The deployment of the American Navy in the Gulf has reduced to a thin line indeed the distance between decision and actions of irreparable consequences. On the other end, a feeling develops in United States and in Europe that negotiation should be given at least a last chance.

People have started to realize that Iran, if only for technical reasons, is still a few years away from being able to assemble a nuclear explosive device. This assessment has been endorsed by the US Intelligence community, by the Head of the Mossad and by the Israeli Prime Minister.

People start also to realize that there is a much better chance to consolidate in the long term Iran's status as a non-military member State of the Non-Proliferation Treaty through negotiation than through the use of force.

Strangely enough, in the last months, the West has spent many more efforts to negotiate with Russia, China and others on the Iranian nuclear file than with Iran itself.
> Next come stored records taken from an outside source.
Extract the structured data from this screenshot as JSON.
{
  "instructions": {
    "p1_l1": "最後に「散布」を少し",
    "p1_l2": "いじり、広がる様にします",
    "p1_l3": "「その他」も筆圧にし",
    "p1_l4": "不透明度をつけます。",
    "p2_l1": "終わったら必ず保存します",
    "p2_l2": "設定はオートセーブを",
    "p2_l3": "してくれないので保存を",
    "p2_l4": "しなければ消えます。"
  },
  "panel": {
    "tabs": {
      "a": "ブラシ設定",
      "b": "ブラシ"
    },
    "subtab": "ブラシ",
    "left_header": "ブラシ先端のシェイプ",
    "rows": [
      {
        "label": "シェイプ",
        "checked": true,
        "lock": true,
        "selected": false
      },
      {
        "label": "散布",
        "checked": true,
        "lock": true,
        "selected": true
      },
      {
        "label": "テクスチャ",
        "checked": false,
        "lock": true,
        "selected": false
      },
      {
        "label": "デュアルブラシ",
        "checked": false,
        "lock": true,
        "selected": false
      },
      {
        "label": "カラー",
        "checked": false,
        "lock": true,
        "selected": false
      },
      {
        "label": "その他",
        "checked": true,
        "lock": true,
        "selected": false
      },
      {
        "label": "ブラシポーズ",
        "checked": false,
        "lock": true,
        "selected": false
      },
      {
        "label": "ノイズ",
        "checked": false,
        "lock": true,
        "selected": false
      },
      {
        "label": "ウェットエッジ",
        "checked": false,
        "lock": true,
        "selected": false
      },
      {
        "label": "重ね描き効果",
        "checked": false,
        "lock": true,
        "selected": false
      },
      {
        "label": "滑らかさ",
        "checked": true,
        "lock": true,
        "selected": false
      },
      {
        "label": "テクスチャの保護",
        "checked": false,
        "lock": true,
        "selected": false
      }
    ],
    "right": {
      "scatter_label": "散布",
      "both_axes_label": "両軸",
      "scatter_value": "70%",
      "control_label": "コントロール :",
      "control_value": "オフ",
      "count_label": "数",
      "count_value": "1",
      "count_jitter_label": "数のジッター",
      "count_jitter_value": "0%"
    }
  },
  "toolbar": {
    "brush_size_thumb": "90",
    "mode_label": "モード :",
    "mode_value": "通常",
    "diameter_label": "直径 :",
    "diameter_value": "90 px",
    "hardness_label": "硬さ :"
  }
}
Precious time has been wasted. A new negotiation should be short, intense, and success oriented. For its duration, both sides should abstain from counter-productive language and gestures. And to give the process the necessary momentum, the negotiation should be led on both sides by a high level personality, dedicated full time to its mission.

But what about the substance? Looking at what has already been said, or hinted at, an agreement can be built along the following lines.
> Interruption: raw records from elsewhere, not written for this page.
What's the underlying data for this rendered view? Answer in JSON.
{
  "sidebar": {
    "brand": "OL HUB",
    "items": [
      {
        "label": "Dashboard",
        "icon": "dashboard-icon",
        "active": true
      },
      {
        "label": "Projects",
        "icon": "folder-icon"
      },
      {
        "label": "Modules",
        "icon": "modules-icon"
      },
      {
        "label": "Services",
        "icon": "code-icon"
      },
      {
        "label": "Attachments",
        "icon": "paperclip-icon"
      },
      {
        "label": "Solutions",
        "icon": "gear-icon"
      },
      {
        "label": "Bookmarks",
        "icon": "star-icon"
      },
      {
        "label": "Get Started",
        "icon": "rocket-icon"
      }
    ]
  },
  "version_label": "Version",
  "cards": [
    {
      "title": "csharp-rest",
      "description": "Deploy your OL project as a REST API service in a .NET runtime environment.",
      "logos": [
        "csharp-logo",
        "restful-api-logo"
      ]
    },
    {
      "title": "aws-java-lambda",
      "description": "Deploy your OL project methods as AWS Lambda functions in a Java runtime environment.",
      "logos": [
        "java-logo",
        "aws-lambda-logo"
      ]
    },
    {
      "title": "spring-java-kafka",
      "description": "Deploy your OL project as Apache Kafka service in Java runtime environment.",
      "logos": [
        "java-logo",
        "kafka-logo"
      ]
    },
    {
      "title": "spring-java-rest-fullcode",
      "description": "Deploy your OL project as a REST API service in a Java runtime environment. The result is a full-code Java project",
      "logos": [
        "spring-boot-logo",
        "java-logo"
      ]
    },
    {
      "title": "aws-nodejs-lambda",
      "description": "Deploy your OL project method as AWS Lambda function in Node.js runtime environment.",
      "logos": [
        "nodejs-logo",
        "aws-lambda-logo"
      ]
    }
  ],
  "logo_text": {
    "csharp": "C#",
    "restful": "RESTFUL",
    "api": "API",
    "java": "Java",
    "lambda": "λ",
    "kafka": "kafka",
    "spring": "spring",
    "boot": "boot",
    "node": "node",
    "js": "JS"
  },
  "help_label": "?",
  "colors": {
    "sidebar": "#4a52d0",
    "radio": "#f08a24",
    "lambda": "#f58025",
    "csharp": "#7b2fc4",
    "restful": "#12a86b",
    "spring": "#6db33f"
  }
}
The Western side should be able to acknowledge Iran's desire to spare its resources of fossile energy and prepare for the future. It should understand Iran's aspiration to become a relevant player in the field of advanced, future shaping, technologies.
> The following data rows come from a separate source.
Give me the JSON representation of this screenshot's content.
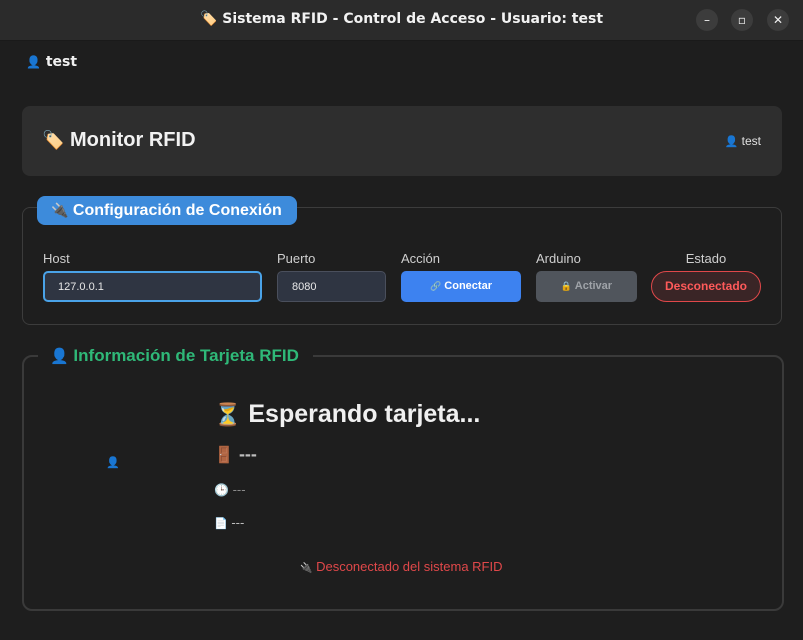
{
  "window": {
    "title": "🏷️ Sistema RFID - Control de Acceso - Usuario: test",
    "minimize": "–",
    "maximize": "▫",
    "close": "✕"
  },
  "user_top": {
    "icon": "👤",
    "name": "test"
  },
  "header": {
    "icon": "🏷️",
    "title": "Monitor RFID",
    "user_icon": "👤",
    "user": "test"
  },
  "connection": {
    "title_icon": "🔌",
    "title": "Configuración de Conexión",
    "host_label": "Host",
    "host_value": "127.0.0.1",
    "port_label": "Puerto",
    "port_value": "8080",
    "action_label": "Acción",
    "connect_icon": "🔗",
    "connect_button": "Conectar",
    "arduino_label": "Arduino",
    "activate_icon": "🔒",
    "activate_button": "Activar",
    "status_label": "Estado",
    "status_value": "Desconectado"
  },
  "card_info": {
    "title_icon": "👤",
    "title": "Información de Tarjeta RFID",
    "photo_icon": "👤",
    "waiting_icon": "⏳",
    "waiting_text": "Esperando tarjeta...",
    "door_icon": "🚪",
    "door_value": "---",
    "time_icon": "🕒",
    "time_value": "---",
    "doc_icon": "📄",
    "doc_value": "---",
    "status_icon": "🔌",
    "status_text": "Desconectado del sistema RFID"
  },
  "colors": {
    "accent": "#3d8bdb",
    "success": "#2fb878",
    "danger": "#e0484a"
  }
}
Iran, on its part, should understand that, to be admitted in the community of responsible nuclear nations, it should abide by a set of rules and obligations, the first of which being the ratification and enforcement of the last rules adopted by IAEA, i.e. the Additional Protocol.

The Western side should also consider that no international regulation can forbid a bona fide NPT Member to explore technologies offering a direct benefit for its peaceful nuclear program, however sensitive they may be. This is the case with the technology of uranium enrichment through centrifugation. It is true that Iran has seriously violated in the past its NPT commitments. But the ratification and faithful enforcement of the Additional Protocol would demonstrate a new attitude, paving the way for a "second chance".

This is not enough. Iran, as well as any country, should also recognize that the high sensitivity of this specific technology calls for a special framework of technical and legal guarantees, placed under IAEA control :

- consistency between the development of a centrifugation capacity and the progression of the electro-nuclear program it is supposed to feed. The possession of a full-scale centrifugation capacity cannot come before the operation of a significant park of nuclear power plants,

- limitation of the rate of enrichment to the needs of a civilian program, that is at most 5%,

- swift integration of the low-enriched uranium (LEU) domestically produced into fuel components, much easier to control. As long as they could not be manufactured in Iran, Iranian LEU should be exported as soon as produced to the country, or countries, providing fuel to the Iranian reactors.

Iran should finally consider the opportunity of renouncing to develop in the foreseeable future sensitive technologies of no interest for its electro-nuclear program, such as the use of heavy water reactors and the reprocessing of spent fuel. Following such a decision, the other side should be ready to cooperate with Iran for the construction of an advanced research reactor and the corresponding research program.

On such a basis, informal contacts with Iran could open without delay. If they were positive, Iran would let know its readiness to suspend its sensitive activities for a preset, limited time, on the condition that the Security Council suspend its sanctions. The Security Council would indicate its readiness to answer positively. Suspension of sensitive activities and suspension of sanctions would be simultaneously announced on both sides. The negotiation would start immediately.